In connection with the statute the jug was taken to Edinburgh and on January 17, 1618, the records show the stoup or jug was to be sent to the appointed commissioners in order to make the weights and measures conform, and on the 19th the jug was to be sent to Edinburgh with Dougal Galloway to 'John Shearer, bailie, being presently there, to the effect he may produce the same before the said commissioners’.

On May 4, 1618 John Shearer, James Forrester, both bailies, and John Williamson, a clerk, were to write to Edinburgh the next council day ‘to deal for one warrant of the jug to be dispersed throughout the whole burgh as Linlithgow has done for the firlot’.

Following the adjustment of the weights and measures, sets of standard liquid measures were supplied by the Stirling municipal authorities to the several free burghs throughout Scotland.

The question of Stirling to have the right to hold and issue the standard liquid measure came about the time of the union in 1707 and steps were taken to prove the town’s authority on its claims.

On November 1, 1707, the town asserted its rights with regards to the jug, as well as the Scots pint.
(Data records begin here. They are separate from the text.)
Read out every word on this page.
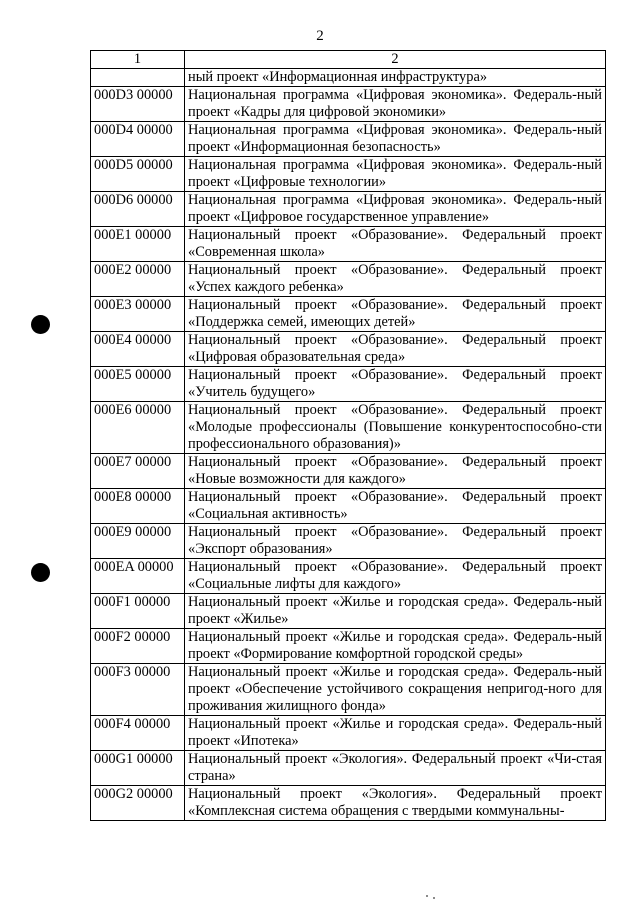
2
1	2
	ный проект «Информационная инфраструктура»
000D3 00000	Национальная программа «Цифровая экономика». Федераль-ный проект «Кадры для цифровой экономики»
000D4 00000	Национальная программа «Цифровая экономика». Федераль-ный проект «Информационная безопасность»
000D5 00000	Национальная программа «Цифровая экономика». Федераль-ный проект «Цифровые технологии»
000D6 00000	Национальная программа «Цифровая экономика». Федераль-ный проект «Цифровое государственное управление»
000E1 00000	Национальный проект «Образование». Федеральный проект «Современная школа»
000E2 00000	Национальный проект «Образование». Федеральный проект «Успех каждого ребенка»
000E3 00000	Национальный проект «Образование». Федеральный проект «Поддержка семей, имеющих детей»
000E4 00000	Национальный проект «Образование». Федеральный проект «Цифровая образовательная среда»
000E5 00000	Национальный проект «Образование». Федеральный проект «Учитель будущего»
000E6 00000	Национальный проект «Образование». Федеральный проект «Молодые профессионалы (Повышение конкурентоспособно-сти профессионального образования)»
000E7 00000	Национальный проект «Образование». Федеральный проект «Новые возможности для каждого»
000E8 00000	Национальный проект «Образование». Федеральный проект «Социальная активность»
000E9 00000	Национальный проект «Образование». Федеральный проект «Экспорт образования»
000EA 00000	Национальный проект «Образование». Федеральный проект «Социальные лифты для каждого»
000F1 00000	Национальный проект «Жилье и городская среда». Федераль-ный проект «Жилье»
000F2 00000	Национальный проект «Жилье и городская среда». Федераль-ный проект «Формирование комфортной городской среды»
000F3 00000	Национальный проект «Жилье и городская среда». Федераль-ный проект «Обеспечение устойчивого сокращения непригод-ного для проживания жилищного фонда»
000F4 00000	Национальный проект «Жилье и городская среда». Федераль-ный проект «Ипотека»
000G1 00000	Национальный проект «Экология». Федеральный проект «Чи-стая страна»
000G2 00000	Национальный проект «Экология». Федеральный проект «Комплексная система обращения с твердыми коммунальны-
The following year a reissue of standard measures was made on July 24, 1708.

In 1750, inquiries got underway in Stirling as the jug went missing. The Rev Alexander Bryce of Edinburgh had come to see it, then held by the council, but when the magistrates showed it to him, he concluded it could not be the original. Searches got underway immediately.

Two years later it was finally found by mere chance amongst a heap of timber in an attic in Broad Street.

The man who had it, Mr Urquhart, had been testing it as he was a coppersmith. He had tossed it under a heap of other goods he had not managed to sell and had simply forgotten about it.

Today, the jug rarely leaves The Smith Art Gallery and Museum, where it is on public display. However, in days gone by it was often used at civic functions such as the laying of the foundation stone of the Wallace Monument on Monday June 24, 1861, when it was carried by the Guildry Officer to Abbey Craig.